Üreticinin satışı ile tüketicinin aldığı havuç fiyatı arasındaki farklara da değinen Özcan, “Burada bir sıkıntı var; son iki yılda biz üreticiler, bu zamana kadar kazanç sağladık ama son iki yıldır sadece üretim yapacak kadar kazanç elde edebiliyoruz. En büyük sorun, burada havuçları bedava versek bile, İstanbul’daki tüketicinin bu havucu 15 ila 20 liranın altında alamaması. Arada ciddi bir makas var ve masraflar oldukça yüksek. Nakliye masrafları, pazarcı ve marketçi komisyonları, poşet masrafları, sandık masrafları, halde komisyon masrafları ve yüzde 1 ila 2 stopaj vergi masrafları gibi etkenler fiyatları artırıyor. Şu anda elimizdeki havucun kilogram fiyatı 4 ile 6 lira arasında. Ancak vatandaş, İstanbul’da markette ya da pazarda 20 ila 25 liradan aşağı bu ürünü bulamıyor. Aradaki makası siz hesaplayın.” ifadelerini kullandı.

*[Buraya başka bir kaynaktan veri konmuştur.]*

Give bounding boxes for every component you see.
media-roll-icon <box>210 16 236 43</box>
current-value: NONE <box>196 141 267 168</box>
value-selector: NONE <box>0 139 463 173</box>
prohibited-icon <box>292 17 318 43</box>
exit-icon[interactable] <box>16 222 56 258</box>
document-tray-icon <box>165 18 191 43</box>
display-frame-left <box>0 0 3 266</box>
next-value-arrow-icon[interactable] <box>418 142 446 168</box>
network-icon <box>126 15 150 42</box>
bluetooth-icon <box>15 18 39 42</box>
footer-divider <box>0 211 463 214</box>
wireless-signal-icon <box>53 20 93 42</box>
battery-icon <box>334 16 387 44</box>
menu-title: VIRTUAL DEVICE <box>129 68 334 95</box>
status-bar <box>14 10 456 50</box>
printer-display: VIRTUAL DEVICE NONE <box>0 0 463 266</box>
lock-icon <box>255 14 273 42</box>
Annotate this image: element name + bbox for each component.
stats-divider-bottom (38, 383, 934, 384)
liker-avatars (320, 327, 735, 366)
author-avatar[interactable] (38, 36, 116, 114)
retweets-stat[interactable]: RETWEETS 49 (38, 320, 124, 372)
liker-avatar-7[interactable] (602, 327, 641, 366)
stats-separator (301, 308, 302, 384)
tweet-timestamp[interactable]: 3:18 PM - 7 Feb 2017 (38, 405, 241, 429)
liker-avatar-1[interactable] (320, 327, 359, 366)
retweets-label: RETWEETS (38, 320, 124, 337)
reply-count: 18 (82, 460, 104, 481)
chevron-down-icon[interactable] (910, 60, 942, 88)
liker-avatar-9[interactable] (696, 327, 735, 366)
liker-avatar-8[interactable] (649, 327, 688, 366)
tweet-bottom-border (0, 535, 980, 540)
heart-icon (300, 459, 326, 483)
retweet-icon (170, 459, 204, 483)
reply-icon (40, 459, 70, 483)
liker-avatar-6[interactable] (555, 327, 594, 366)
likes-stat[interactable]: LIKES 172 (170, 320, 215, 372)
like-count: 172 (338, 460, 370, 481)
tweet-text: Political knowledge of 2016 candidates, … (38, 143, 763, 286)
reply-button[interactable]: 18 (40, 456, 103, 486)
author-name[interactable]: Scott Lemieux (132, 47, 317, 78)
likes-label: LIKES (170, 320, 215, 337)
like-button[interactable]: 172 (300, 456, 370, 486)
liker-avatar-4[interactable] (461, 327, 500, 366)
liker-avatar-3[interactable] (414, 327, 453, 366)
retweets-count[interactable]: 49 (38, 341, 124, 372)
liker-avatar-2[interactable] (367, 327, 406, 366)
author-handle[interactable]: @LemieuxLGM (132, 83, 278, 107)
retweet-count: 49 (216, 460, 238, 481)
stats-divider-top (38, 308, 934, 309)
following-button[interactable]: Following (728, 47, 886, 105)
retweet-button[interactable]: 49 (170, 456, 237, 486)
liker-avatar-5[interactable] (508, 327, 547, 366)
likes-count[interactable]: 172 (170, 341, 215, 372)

Konya’da 80 bin dekar alanda havuç üretimi yapıldığını belirten Ziraat Mühendisleri Odası (ZMO) Konya Şube Başkanı Burak Kırkgöz ise, “Konya’nın Kaşınhanı Mahallesi’nde havuç hasadı sürmektedir. Havuç, 11 aylık bir serüven. Çiftçilerimiz, 11 ay boyunca havuç tarımı ile ilgili çalışmalar yürütmektedir. Bu dönemlerde havuçlarımız hasat ediliyor. Kaşınhanı yöresinde yaklaşık 80 bin dekar alanda 500 bin ton civarında bir üretim gerçekleşiyor ki bu da ülke ihtiyacının yaklaşık yüzde 70’ini karşılıyor. Ayrıca büyük bir kısmı yurt dışı pazarına sevk edilmektedir. Yurt dışından havuç tercih edilmesinin sebeplerinden biri de rengi, aroması ve kalitesidir.” şeklinde konuştu.